Exports turn sealed sessions into Parquet, WebDataset, JSONL, or Arrow datasets for downstream training. See datasets concepts for the data shape.
Create an export
{
"workflow": "process_invoice",
"filter": {
"outcome": "success",
"since": "2026-01-01"
},
"format": "webdataset",
"frame_sampling": { "mode": "event_only", "keep_action_frames": true },
"destination": {
"kind": "s3",
"bucket": "my-training-bucket",
"prefix": "nusomi/process_invoice/v1/",
"region": "us-east-1",
"role_arn": "arn:aws:iam::123456789012:role/NusomiExport"
},
"tag": "process_invoice@v1"
}
Body
| Field | Required | Notes |
|---|
workflow | yes | One or more workflow slugs. |
filter | no | See filters below. |
format | yes | parquet | webdataset | jsonl | arrow. |
frame_sampling | no | See frame sampling. |
destination | yes | See destinations. |
tag | no | Free-form label for versioning. |
Response 202
{
"id": "exp_01HZ...",
"status": "queued",
"manifest_url": null,
"created_at": "2026-05-07T14:08:11Z"
}
Get an export
{
"id": "exp_01HZ...",
"status": "completed",
"rows": 184_312,
"shards": 24,
"shard_size_bytes": 268_435_456,
"frames": 184_312,
"actions": 184_312,
"manifest_url": "s3://my-training-bucket/.../manifest.json"
}
status progresses queued → running → completed | failed.
List exports
GET /v1/exports?workflow=process_invoice&status=completed
Filters
| Field | Notes |
|---|
outcome | success | error | abandoned. |
since / until | ISO or relative. |
actor.kind | human | model | script. |
min_duration_ms / max_duration_ms | Wall-clock bounds. |
tag | Sessions carrying a specific tag. |
path | Memory-graph subpath id. |
exclude_session_ids | Manually drop sessions. |
Frame sampling
{
"mode": "event_only" | "every_n_ms" | "keyframes_only" | "all",
"interval_ms": 100,
"keep_action_frames": true
}
| Mode | Notes |
|---|
event_only | Default.

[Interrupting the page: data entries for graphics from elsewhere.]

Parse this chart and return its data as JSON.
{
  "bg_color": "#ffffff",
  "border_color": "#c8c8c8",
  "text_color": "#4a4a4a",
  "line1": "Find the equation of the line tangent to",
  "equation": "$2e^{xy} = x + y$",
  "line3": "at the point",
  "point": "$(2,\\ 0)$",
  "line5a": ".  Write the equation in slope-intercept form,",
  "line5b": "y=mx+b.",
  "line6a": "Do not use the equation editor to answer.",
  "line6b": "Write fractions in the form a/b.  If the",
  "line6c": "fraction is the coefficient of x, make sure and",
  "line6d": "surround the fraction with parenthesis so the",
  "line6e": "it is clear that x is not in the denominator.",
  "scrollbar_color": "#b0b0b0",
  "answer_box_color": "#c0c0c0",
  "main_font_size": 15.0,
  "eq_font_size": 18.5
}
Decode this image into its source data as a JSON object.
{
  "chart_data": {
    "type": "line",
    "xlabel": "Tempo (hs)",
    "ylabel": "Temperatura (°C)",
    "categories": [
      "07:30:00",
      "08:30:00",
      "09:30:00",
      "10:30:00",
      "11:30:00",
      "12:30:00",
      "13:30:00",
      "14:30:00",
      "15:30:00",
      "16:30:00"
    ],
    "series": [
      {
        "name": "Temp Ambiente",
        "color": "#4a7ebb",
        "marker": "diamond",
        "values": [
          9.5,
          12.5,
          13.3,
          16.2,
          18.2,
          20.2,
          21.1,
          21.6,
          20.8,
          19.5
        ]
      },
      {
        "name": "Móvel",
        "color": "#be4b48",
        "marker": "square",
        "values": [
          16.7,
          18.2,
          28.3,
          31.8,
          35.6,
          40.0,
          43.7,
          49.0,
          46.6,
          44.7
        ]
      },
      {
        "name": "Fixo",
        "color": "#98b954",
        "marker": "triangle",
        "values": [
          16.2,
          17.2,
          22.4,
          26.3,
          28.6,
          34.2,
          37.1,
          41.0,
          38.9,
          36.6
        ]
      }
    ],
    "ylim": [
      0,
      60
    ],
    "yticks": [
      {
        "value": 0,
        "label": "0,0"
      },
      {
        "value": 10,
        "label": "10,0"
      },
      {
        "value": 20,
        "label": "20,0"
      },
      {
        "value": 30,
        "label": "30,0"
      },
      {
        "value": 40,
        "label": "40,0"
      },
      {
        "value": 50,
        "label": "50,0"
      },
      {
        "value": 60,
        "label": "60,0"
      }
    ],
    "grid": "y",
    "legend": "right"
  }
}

Frames where an event fires. |
every_n_ms | Sample at fixed cadence. |
keyframes_only | Only frames where the screen changed materially. |
all | Every captured frame. Costly. |
Destinations
{
"kind": "s3",
"bucket": "my-bucket",
"prefix": "nusomi/v1/",
"region": "us-east-1",
"role_arn": "arn:aws:iam::...:role/NusomiExport"
}
Cross-account assume-role is the recommended pattern. Nusomi will assume the role with external_id = workspace_id.
GCS
{
"kind": "gcs",
"bucket": "my-bucket",
"prefix": "nusomi/v1/",
"service_account": "nusomi-export@acme-prod.iam.gserviceaccount.com"
}
Workload-identity federation is supported.
Azure Blob
{
"kind": "azure_blob",
"account": "myaccount",
"container": "training",
"prefix": "nusomi/v1/"
}
Signed URL (Nusomi-hosted)
Returns time-limited URLs in the manifest. Useful for one-off pulls.
Determinism
Exports are deterministic for a given filter — re-run the same POST /v1/exports with the same filter and you’ll get the same row set. Pass an explicit until to freeze the upper bound.
Manifest
manifest_url points to a JSON object listing every shard, its size, its row count, and a SHA-256 hash. Use it to reproduce or version your training set.